There is no other party with the same concern for the people who need representation the most. I find Trudeau’s talk about the middle class irksome to the point of ridiculous. His address to the United Nations where he wondered about the Syrian middle class… I have never seen bombs dropped on Syria and said to myself, “I wonder what’s happening to the middle class.” It’s ridiculous. We’re living in a cult in this country.

The CBC threatened to sue the party over a satiric video that tweaked sections of Peter Mansbridge’s interview with Stephen Harper. 

The ego of some of the CBC players is unbridled. That’s an issue. And the CBC’s instincts for survival affects editorial decisions.
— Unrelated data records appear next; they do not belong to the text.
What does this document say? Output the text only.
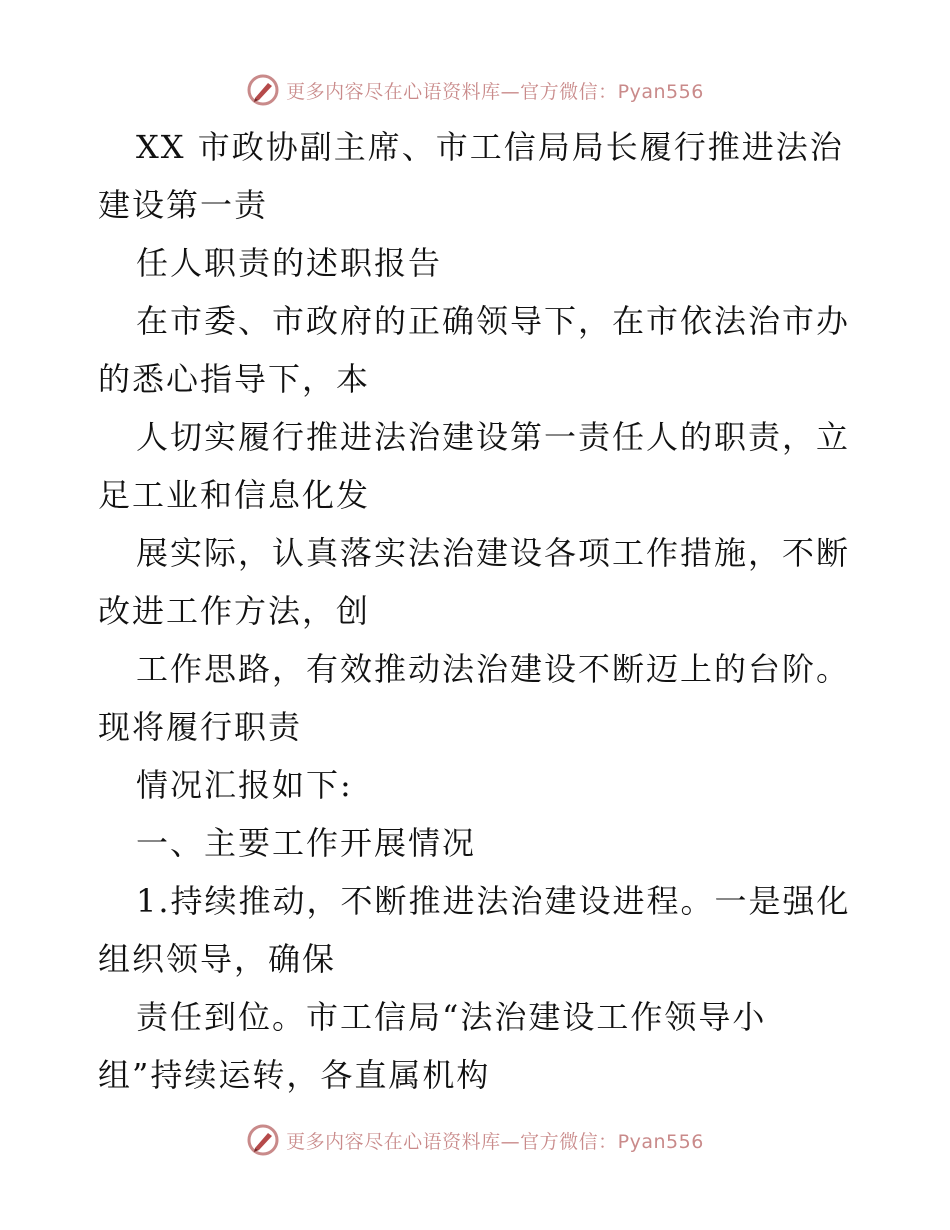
更多内容尽在心语资料库—官方微信：Pyan556
XX 市政协副主席、市工信局局长履行推进法治
建设第一责
任人职责的述职报告
在市委、市政府的正确领导下，在市依法治市办
的悉心指导下，本
人切实履行推进法治建设第一责任人的职责，立
足工业和信息化发
展实际，认真落实法治建设各项工作措施，不断
改进工作方法，创
工作思路，有效推动法治建设不断迈上的台阶。
现将履行职责
情况汇报如下:
一、主要工作开展情况
1.持续推动，不断推进法治建设进程。一是强化
组织领导，确保
责任到位。市工信局“法治建设工作领导小
组”持续运转，各直属机构
更多内容尽在心语资料库—官方微信：Pyan556
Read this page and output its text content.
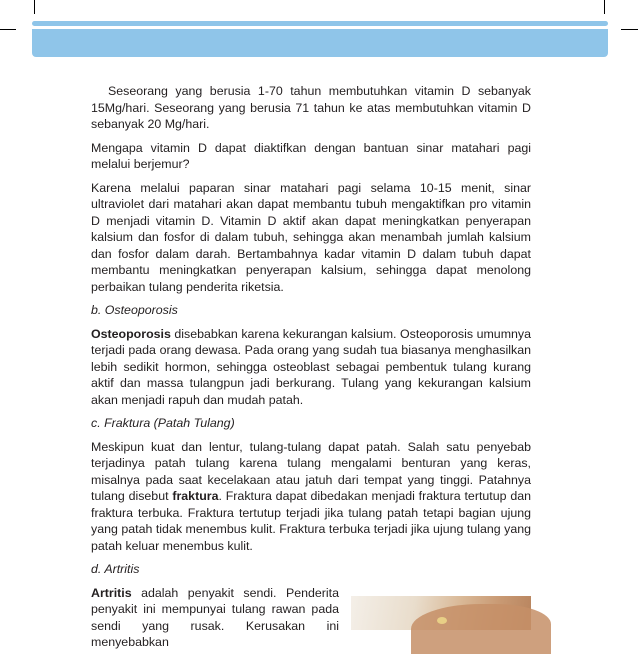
Seseorang yang berusia 1-70 tahun membutuhkan vitamin D sebanyak 15Mg/hari. Seseorang yang berusia 71 tahun ke atas membutuhkan vitamin D sebanyak 20 Mg/hari.

Mengapa vitamin D dapat diaktifkan dengan bantuan sinar matahari pagi melalui berjemur?

Karena melalui paparan sinar matahari pagi selama 10-15 menit, sinar ultraviolet dari matahari akan dapat membantu tubuh mengaktifkan pro vitamin D menjadi vitamin D. Vitamin D aktif akan dapat meningkatkan penyerapan kalsium dan fosfor di dalam tubuh, sehingga akan menambah jumlah kalsium dan fosfor dalam darah. Bertambahnya kadar vitamin D dalam tubuh dapat membantu meningkatkan penyerapan kalsium, sehingga dapat menolong perbaikan tulang penderita riketsia.

b. Osteoporosis

Osteoporosis disebabkan karena kekurangan kalsium. Osteoporosis umumnya terjadi pada orang dewasa. Pada orang yang sudah tua biasanya menghasilkan lebih sedikit hormon, sehingga osteoblast sebagai pembentuk tulang kurang aktif dan massa tulangpun jadi berkurang. Tulang yang kekurangan kalsium akan menjadi rapuh dan mudah patah.

c. Fraktura (Patah Tulang)

Meskipun kuat dan lentur, tulang-tulang dapat patah. Salah satu penyebab terjadinya patah tulang karena tulang mengalami benturan yang keras, misalnya pada saat kecelakaan atau jatuh dari tempat yang tinggi. Patahnya tulang disebut fraktura. Fraktura dapat dibedakan menjadi fraktura tertutup dan fraktura terbuka. Fraktura tertutup terjadi jika tulang patah tetapi bagian ujung yang patah tidak menembus kulit. Fraktura terbuka terjadi jika ujung tulang yang patah keluar menembus kulit.

d. Artritis

Artritis adalah penyakit sendi. Penderita penyakit ini mempunyai tulang rawan pada sendi yang rusak. Kerusakan ini menyebabkan
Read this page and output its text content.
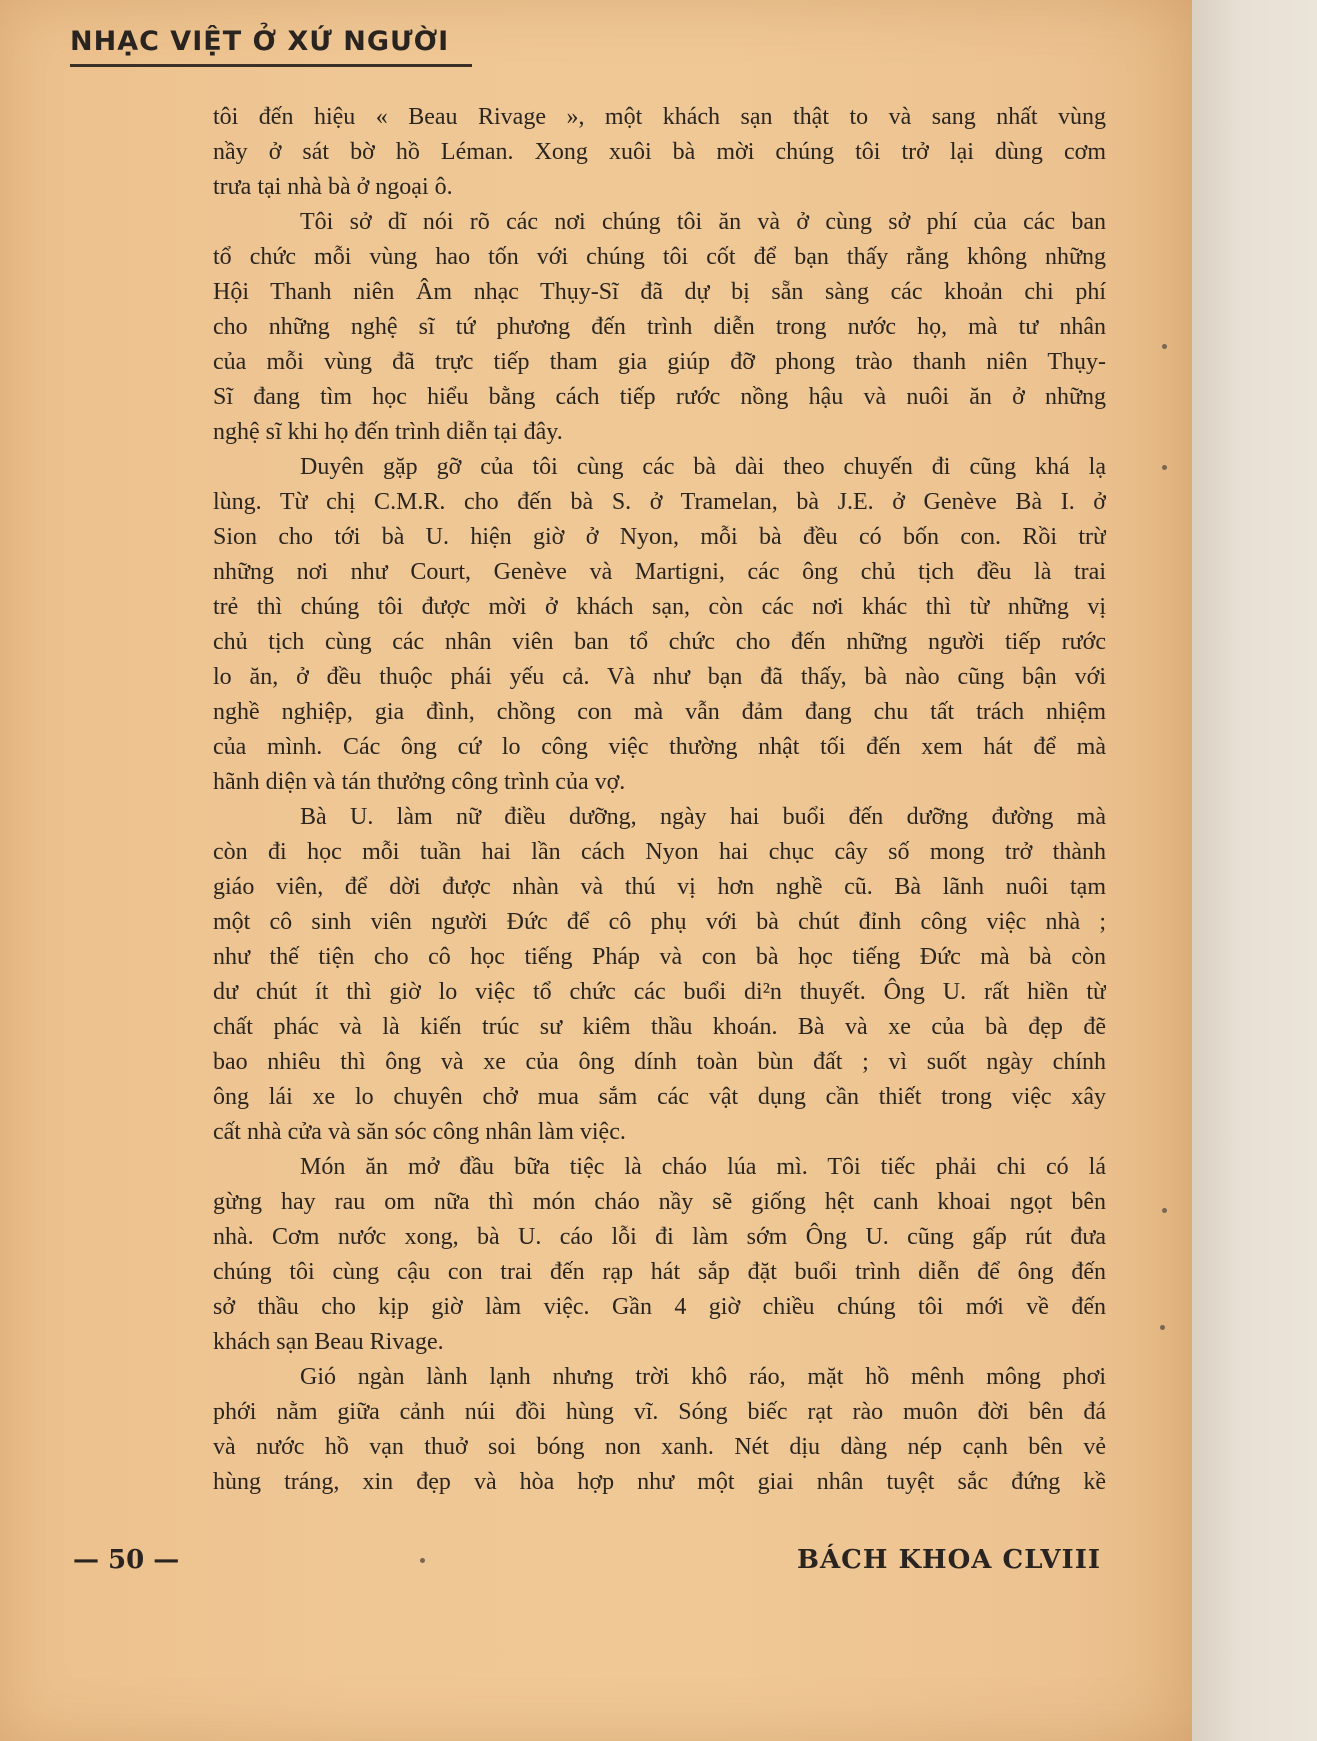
NHẠC VIỆT Ở XỨ NGƯỜI
tôi đến hiệu « Beau Rivage », một khách sạn thật to và sang nhất vùng
nầy ở sát bờ hồ Léman. Xong xuôi bà mời chúng tôi trở lại dùng cơm
trưa tại nhà bà ở ngoại ô.
Tôi sở dĩ nói rõ các nơi chúng tôi ăn và ở cùng sở phí của các ban
tổ chức mỗi vùng hao tốn với chúng tôi cốt để bạn thấy rằng không những
Hội Thanh niên Âm nhạc Thụy-Sĩ đã dự bị sẵn sàng các khoản chi phí
cho những nghệ sĩ tứ phương đến trình diễn trong nước họ, mà tư nhân
của mỗi vùng đã trực tiếp tham gia giúp đỡ phong trào thanh niên Thụy-
Sĩ đang tìm học hiểu bằng cách tiếp rước nồng hậu và nuôi ăn ở những
nghệ sĩ khi họ đến trình diễn tại đây.
Duyên gặp gỡ của tôi cùng các bà dài theo chuyến đi cũng khá lạ
lùng. Từ chị C.M.R. cho đến bà S. ở Tramelan, bà J.E. ở Genève Bà I. ở
Sion cho tới bà U. hiện giờ ở Nyon, mỗi bà đều có bốn con. Rồi trừ
những nơi như Court, Genève và Martigni, các ông chủ tịch đều là trai
trẻ thì chúng tôi được mời ở khách sạn, còn các nơi khác thì từ những vị
chủ tịch cùng các nhân viên ban tổ chức cho đến những người tiếp rước
lo ăn, ở đều thuộc phái yếu cả. Và như bạn đã thấy, bà nào cũng bận với
nghề nghiệp, gia đình, chồng con mà vẫn đảm đang chu tất trách nhiệm
của mình. Các ông cứ lo công việc thường nhật tối đến xem hát để mà
hãnh diện và tán thưởng công trình của vợ.
Bà U. làm nữ điều dưỡng, ngày hai buổi đến dưỡng đường mà
còn đi học mỗi tuần hai lần cách Nyon hai chục cây số mong trở thành
giáo viên, để dời được nhàn và thú vị hơn nghề cũ. Bà lãnh nuôi tạm
một cô sinh viên người Đức để cô phụ với bà chút đỉnh công việc nhà ;
như thế tiện cho cô học tiếng Pháp và con bà học tiếng Đức mà bà còn
dư chút ít thì giờ lo việc tổ chức các buổi di²n thuyết. Ông U. rất hiền từ
chất phác và là kiến trúc sư kiêm thầu khoán. Bà và xe của bà đẹp đẽ
bao nhiêu thì ông và xe của ông dính toàn bùn đất ; vì suốt ngày chính
ông lái xe lo chuyên chở mua sắm các vật dụng cần thiết trong việc xây
cất nhà cửa và săn sóc công nhân làm việc.
Món ăn mở đầu bữa tiệc là cháo lúa mì. Tôi tiếc phải chi có lá
gừng hay rau om nữa thì món cháo nầy sẽ giống hệt canh khoai ngọt bên
nhà. Cơm nước xong, bà U. cáo lỗi đi làm sớm Ông U. cũng gấp rút đưa
chúng tôi cùng cậu con trai đến rạp hát sắp đặt buổi trình diễn để ông đến
sở thầu cho kịp giờ làm việc. Gần 4 giờ chiều chúng tôi mới về đến
khách sạn Beau Rivage.
Gió ngàn lành lạnh nhưng trời khô ráo, mặt hồ mênh mông phơi
phới nằm giữa cảnh núi đồi hùng vĩ. Sóng biếc rạt rào muôn đời bên đá
và nước hồ vạn thuở soi bóng non xanh. Nét dịu dàng nép cạnh bên vẻ
hùng tráng, xin đẹp và hòa hợp như một giai nhân tuyệt sắc đứng kề
— 50 —	BÁCH KHOA CLVIII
The political interviews The National has put forward are inexcusably bad – the ones with Harper and (Rob) Ford are just not good journalism. My video did go viral, and it was news, but all they could see was that Mansbridge and The National were being made the butt of some comedy.  

And so why did you write this book?

It’s a reaction to all those memoirs – including Mulcair’s – that coincidentally come up during a campaign and that you know won’t contain inconvenient truths. What we lack is a memoir from the ground. I don’t know what kind of a life it has, but it’s pretty true to the adventure. 

You have some issues with the way the NDP treated your candidacy. Do you think you might lose any friends by publishing it?

There is nothing in that book that I could not say in good conscience to Thomas Mulcair or [campaign field director] James Pratt or any union guy regarding how the party should move forward.